Mais une fois habituée ça donne comme un côté vraisemblable à l’univers, l’ancrant dans un quotidien presque banal, si l’on oublie les affaires de meurtres évidemment. Comme expliqué par Kaori Miyachi, une des deux scénariste et game designeuse du jeu, dans une interview dans le media Inverse : « Même si le village et les personnages sont fictifs, nous étions très consciencieux de les présenter comme s’ils pourraient être réels ». Yoshio Sakamoto, co-game designer et scénariste, renchérit en disant : « Je pense, que, lorsqu’on représente une scène, il est nécessaire d’avoir un sens de l’atmosphère qui pourrait presque nous faire ressentir l’odeur de l’endroit ». Et c’est je trouve, totalement réussi, le studio MAGES, responsable de tout l’aspect graphique du jeu a réalisé un travail de titan sur tous les décors, présents en quantité raisonnable, tous avec leur identité propre et marquante. La bande-son assurée par Takeshi Abo accompagnera parfaitement aussi toutes ces scènes, allié à un sound design plus que réussi, en plus de se permettre la réutilisation de leitmotive discret des jeux précédents donnant un nouveau sens à ces thèmes de personnages composé pour la série il y a un moment déjà.
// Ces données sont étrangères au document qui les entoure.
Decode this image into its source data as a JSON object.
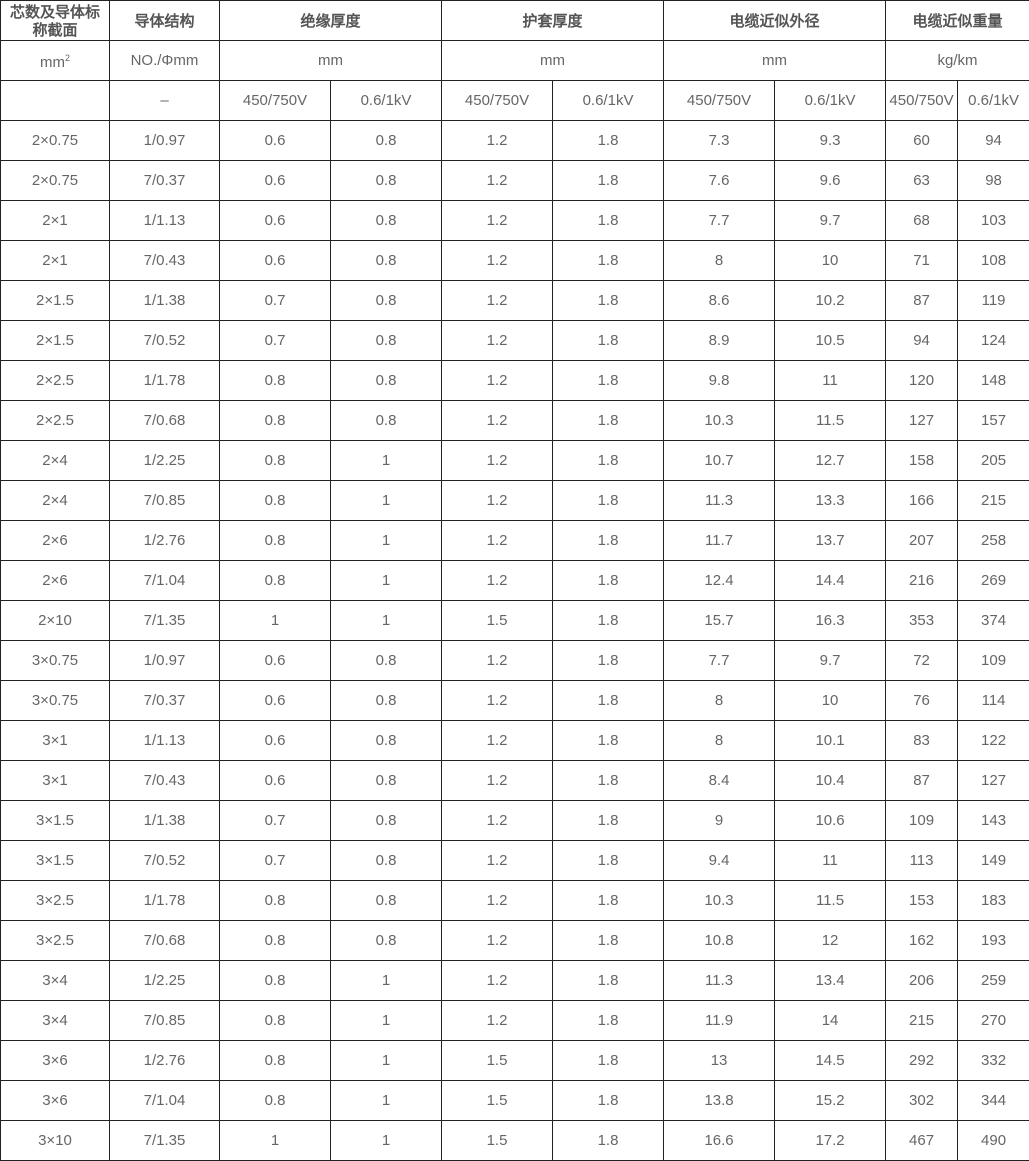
{
  "headers": {
    "row1": [
      "芯数及导体标称截面",
      "导体结构",
      "绝缘厚度",
      "护套厚度",
      "电缆近似外径",
      "电缆近似重量"
    ],
    "row2": {
      "area_unit": "mm",
      "area_unit_sup": "2",
      "structure_unit": "NO./Φmm",
      "insulation_unit": "mm",
      "sheath_unit": "mm",
      "diameter_unit": "mm",
      "weight_unit": "kg/km"
    },
    "row3": [
      "",
      "–",
      "450/750V",
      "0.6/1kV",
      "450/750V",
      "0.6/1kV",
      "450/750V",
      "0.6/1kV",
      "450/750V",
      "0.6/1kV"
    ]
  },
  "rows": [
    [
      "2×0.75",
      "1/0.97",
      "0.6",
      "0.8",
      "1.2",
      "1.8",
      "7.3",
      "9.3",
      "60",
      "94"
    ],
    [
      "2×0.75",
      "7/0.37",
      "0.6",
      "0.8",
      "1.2",
      "1.8",
      "7.6",
      "9.6",
      "63",
      "98"
    ],
    [
      "2×1",
      "1/1.13",
      "0.6",
      "0.8",
      "1.2",
      "1.8",
      "7.7",
      "9.7",
      "68",
      "103"
    ],
    [
      "2×1",
      "7/0.43",
      "0.6",
      "0.8",
      "1.2",
      "1.8",
      "8",
      "10",
      "71",
      "108"
    ],
    [
      "2×1.5",
      "1/1.38",
      "0.7",
      "0.8",
      "1.2",
      "1.8",
      "8.6",
      "10.2",
      "87",
      "119"
    ],
    [
      "2×1.5",
      "7/0.52",
      "0.7",
      "0.8",
      "1.2",
      "1.8",
      "8.9",
      "10.5",
      "94",
      "124"
    ],
    [
      "2×2.5",
      "1/1.78",
      "0.8",
      "0.8",
      "1.2",
      "1.8",
      "9.8",
      "11",
      "120",
      "148"
    ],
    [
      "2×2.5",
      "7/0.68",
      "0.8",
      "0.8",
      "1.2",
      "1.8",
      "10.3",
      "11.5",
      "127",
      "157"
    ],
    [
      "2×4",
      "1/2.25",
      "0.8",
      "1",
      "1.2",
      "1.8",
      "10.7",
      "12.7",
      "158",
      "205"
    ],
    [
      "2×4",
      "7/0.85",
      "0.8",
      "1",
      "1.2",
      "1.8",
      "11.3",
      "13.3",
      "166",
      "215"
    ],
    [
      "2×6",
      "1/2.76",
      "0.8",
      "1",
      "1.2",
      "1.8",
      "11.7",
      "13.7",
      "207",
      "258"
    ],
    [
      "2×6",
      "7/1.04",
      "0.8",
      "1",
      "1.2",
      "1.8",
      "12.4",
      "14.4",
      "216",
      "269"
    ],
    [
      "2×10",
      "7/1.35",
      "1",
      "1",
      "1.5",
      "1.8",
      "15.7",
      "16.3",
      "353",
      "374"
    ],
    [
      "3×0.75",
      "1/0.97",
      "0.6",
      "0.8",
      "1.2",
      "1.8",
      "7.7",
      "9.7",
      "72",
      "109"
    ],
    [
      "3×0.75",
      "7/0.37",
      "0.6",
      "0.8",
      "1.2",
      "1.8",
      "8",
      "10",
      "76",
      "114"
    ],
    [
      "3×1",
      "1/1.13",
      "0.6",
      "0.8",
      "1.2",
      "1.8",
      "8",
      "10.1",
      "83",
      "122"
    ],
    [
      "3×1",
      "7/0.43",
      "0.6",
      "0.8",
      "1.2",
      "1.8",
      "8.4",
      "10.4",
      "87",
      "127"
    ],
    [
      "3×1.5",
      "1/1.38",
      "0.7",
      "0.8",
      "1.2",
      "1.8",
      "9",
      "10.6",
      "109",
      "143"
    ],
    [
      "3×1.5",
      "7/0.52",
      "0.7",
      "0.8",
      "1.2",
      "1.8",
      "9.4",
      "11",
      "113",
      "149"
    ],
    [
      "3×2.5",
      "1/1.78",
      "0.8",
      "0.8",
      "1.2",
      "1.8",
      "10.3",
      "11.5",
      "153",
      "183"
    ],
    [
      "3×2.5",
      "7/0.68",
      "0.8",
      "0.8",
      "1.2",
      "1.8",
      "10.8",
      "12",
      "162",
      "193"
    ],
    [
      "3×4",
      "1/2.25",
      "0.8",
      "1",
      "1.2",
      "1.8",
      "11.3",
      "13.4",
      "206",
      "259"
    ],
    [
      "3×4",
      "7/0.85",
      "0.8",
      "1",
      "1.2",
      "1.8",
      "11.9",
      "14",
      "215",
      "270"
    ],
    [
      "3×6",
      "1/2.76",
      "0.8",
      "1",
      "1.5",
      "1.8",
      "13",
      "14.5",
      "292",
      "332"
    ],
    [
      "3×6",
      "7/1.04",
      "0.8",
      "1",
      "1.5",
      "1.8",
      "13.8",
      "15.2",
      "302",
      "344"
    ],
    [
      "3×10",
      "7/1.35",
      "1",
      "1",
      "1.5",
      "1.8",
      "16.6",
      "17.2",
      "467",
      "490"
    ]
  ]
}
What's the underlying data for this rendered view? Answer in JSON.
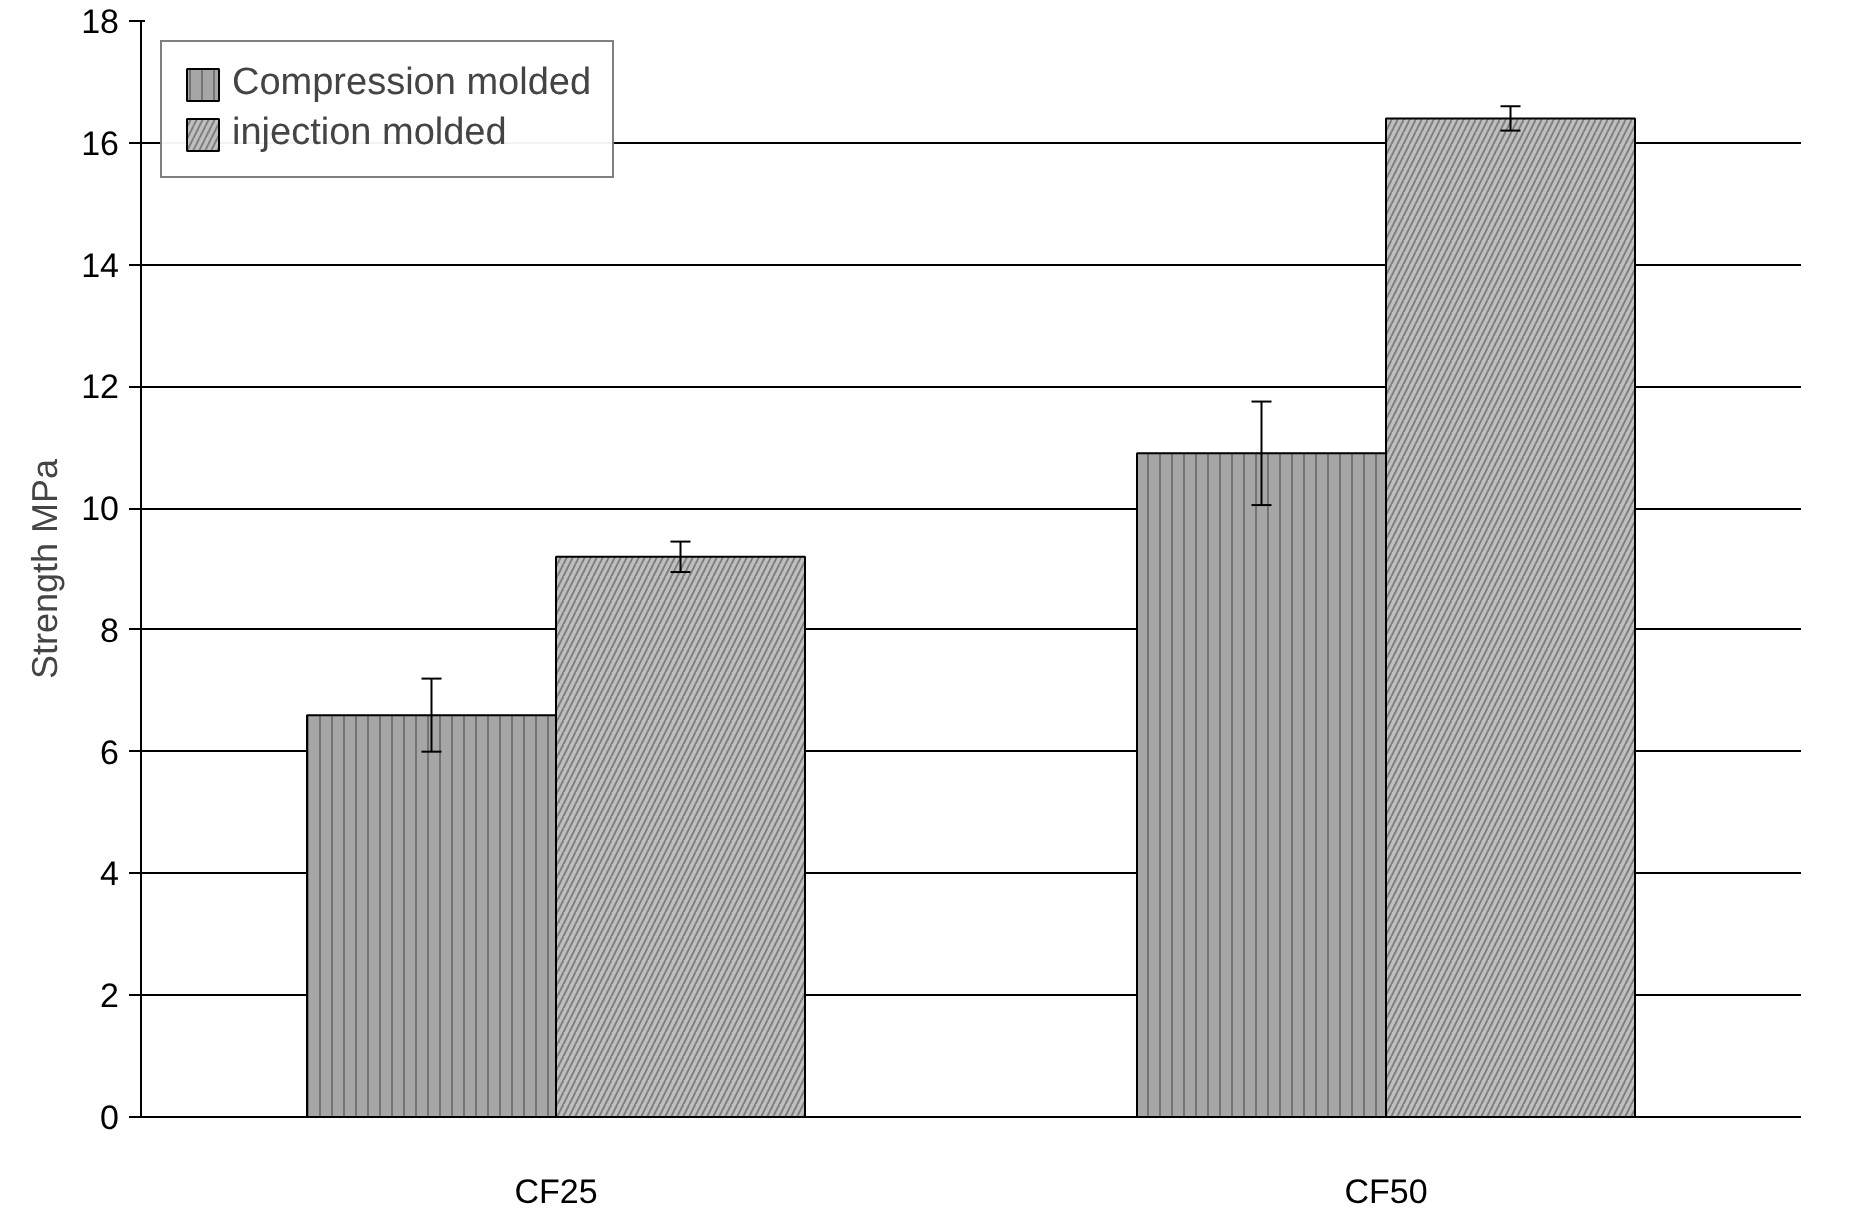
{
  "chart_data": {
    "type": "bar",
    "ylabel": "Strength MPa",
    "categories": [
      "CF25",
      "CF50"
    ],
    "series": [
      {
        "name": "Compression molded",
        "color": "#a6a6a6",
        "values": [
          6.6,
          10.9
        ],
        "errors": [
          0.6,
          0.85
        ]
      },
      {
        "name": "injection molded",
        "color": "#bfbfbf",
        "values": [
          9.2,
          16.4
        ],
        "errors": [
          0.25,
          0.2
        ]
      }
    ],
    "ylim": [
      0,
      18
    ],
    "yticks": [
      0,
      2,
      4,
      6,
      8,
      10,
      12,
      14,
      16,
      18
    ],
    "grid": "y",
    "legend": "top left"
  }
}
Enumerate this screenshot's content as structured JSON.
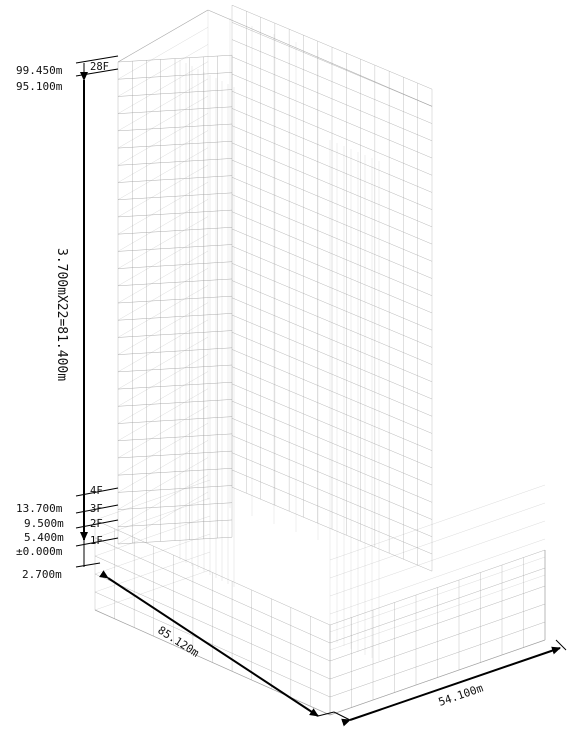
{
  "elevations": {
    "top": "99.450m",
    "roof": "95.100m",
    "fourth": "13.700m",
    "third": "9.500m",
    "second": "5.400m",
    "ground": "±0.000m",
    "base": "2.700m"
  },
  "floors": {
    "f28": "28F",
    "f4": "4F",
    "f3": "3F",
    "f2": "2F",
    "f1": "1F"
  },
  "typical_height": "3.700mX22=81.400m",
  "dimensions": {
    "length": "85.120m",
    "width": "54.100m"
  },
  "colors": {
    "wire": "#9a9a9a",
    "ink": "#000000"
  }
}
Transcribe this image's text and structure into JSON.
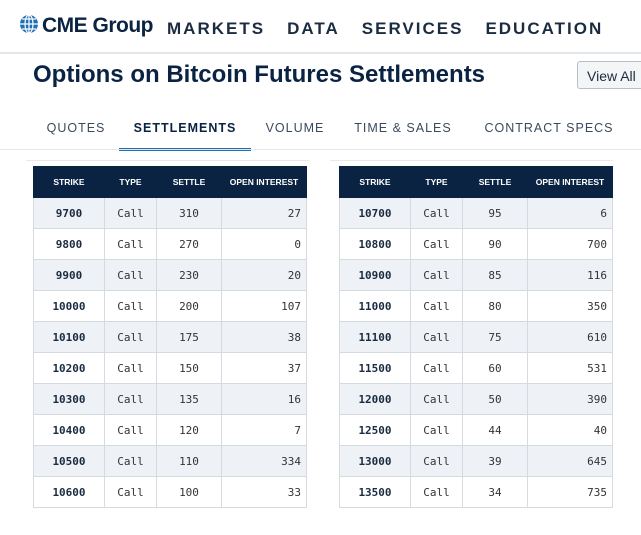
{
  "header": {
    "logo_text": "CME Group",
    "nav": [
      "MARKETS",
      "DATA",
      "SERVICES",
      "EDUCATION"
    ]
  },
  "page": {
    "title": "Options on Bitcoin Futures Settlements",
    "view_button": "View All"
  },
  "tabs": [
    "QUOTES",
    "SETTLEMENTS",
    "VOLUME",
    "TIME & SALES",
    "CONTRACT SPECS"
  ],
  "active_tab": "SETTLEMENTS",
  "table_headers": [
    "STRIKE",
    "TYPE",
    "SETTLE",
    "OPEN INTEREST"
  ],
  "left_rows": [
    {
      "strike": "9700",
      "type": "Call",
      "settle": "310",
      "oi": "27"
    },
    {
      "strike": "9800",
      "type": "Call",
      "settle": "270",
      "oi": "0"
    },
    {
      "strike": "9900",
      "type": "Call",
      "settle": "230",
      "oi": "20"
    },
    {
      "strike": "10000",
      "type": "Call",
      "settle": "200",
      "oi": "107"
    },
    {
      "strike": "10100",
      "type": "Call",
      "settle": "175",
      "oi": "38"
    },
    {
      "strike": "10200",
      "type": "Call",
      "settle": "150",
      "oi": "37"
    },
    {
      "strike": "10300",
      "type": "Call",
      "settle": "135",
      "oi": "16"
    },
    {
      "strike": "10400",
      "type": "Call",
      "settle": "120",
      "oi": "7"
    },
    {
      "strike": "10500",
      "type": "Call",
      "settle": "110",
      "oi": "334"
    },
    {
      "strike": "10600",
      "type": "Call",
      "settle": "100",
      "oi": "33"
    }
  ],
  "right_rows": [
    {
      "strike": "10700",
      "type": "Call",
      "settle": "95",
      "oi": "6"
    },
    {
      "strike": "10800",
      "type": "Call",
      "settle": "90",
      "oi": "700"
    },
    {
      "strike": "10900",
      "type": "Call",
      "settle": "85",
      "oi": "116"
    },
    {
      "strike": "11000",
      "type": "Call",
      "settle": "80",
      "oi": "350"
    },
    {
      "strike": "11100",
      "type": "Call",
      "settle": "75",
      "oi": "610"
    },
    {
      "strike": "11500",
      "type": "Call",
      "settle": "60",
      "oi": "531"
    },
    {
      "strike": "12000",
      "type": "Call",
      "settle": "50",
      "oi": "390"
    },
    {
      "strike": "12500",
      "type": "Call",
      "settle": "44",
      "oi": "40"
    },
    {
      "strike": "13000",
      "type": "Call",
      "settle": "39",
      "oi": "645"
    },
    {
      "strike": "13500",
      "type": "Call",
      "settle": "34",
      "oi": "735"
    }
  ],
  "colors": {
    "navy": "#0b2343",
    "accent": "#1f6fb5",
    "row_alt": "#eef1f5"
  },
  "icons": {
    "logo": "globe-icon"
  }
}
Les décors allant de l’intérieur chaleureux et rassurant d’un petit bar urbain, à l’ambiance étouffante et oppressante d’un village abandonné en forêt, dont l’on n’est clairement pas le seul visiteur. Tout en passant évidemment par quelques paysages urbains, saisissants par leur banalité au point qu’une certaine liminalité s’en dégage. Ce contexte de légende urbaine de l’homme au sourire transforme ainsi chaque petit bout bétonné parcouru en potentielle future scène de crime. Ce n’est pas loin de la vision d’un Koji Shiraishi ou d’un Keita Amemiya, respectivement derrière la série des films « Senritsu Kaiki File Kowasugi ! » et de Garo. Les deux représentants ces jungle de béton froides et grises d’où sortent différentes créatures issues de légendes urbaines. Emio ayant sa place auprès de ces kappas mangeurs de chair humaine ou de ces démons poissons humains, du moins la figure mystique, pas forcément la personne derrière. A ça en plus se rajoutera une couleur violette omniprésente à travers le jeu, issu de la fleur d’aubergine, dont la signification est au centre de la symbolique du jeu. Comme pour les précédents épisodes il s’agira de démêler le vrai des affabulations de lycéens et de collégiens ayant une fois entendu du bruit ans les couloirs de leur école.
J’ai passé un petit moment à parler de l’habillage du jeu mais on parle quand même d’un Visual Novel, genre de jeu qui met, avant tout, en avant sa narration, certes, soutenue par son esthétique, son atmosphère et parfois son sound design. Le jeu se passe donc quelques temps après le premier épisode, la temporalité étant flou, on sait juste que c’est après, l’intrigue se passant donc toujours dans les années 90. L’agence de détective privé d’Utsugi, le mentor de notre personnage est encore sollicité par la police ; cette fois-ci pour une affaire de meurtre. Aux alentours d’une station de traitement d’eau, plus ou moins paumée aux alentours de la ville, un jeu homme est retrouvé étranglé, mais, détail sordide en plus, sa tête est affublée d’un sac en papier sur lequel est dessiné un grand sourire. Meurtre sordide qui n’est pas sans rappeler une légende urbaine plutôt populaire chez les enfants, celle d’Emio, l’homme au sourire.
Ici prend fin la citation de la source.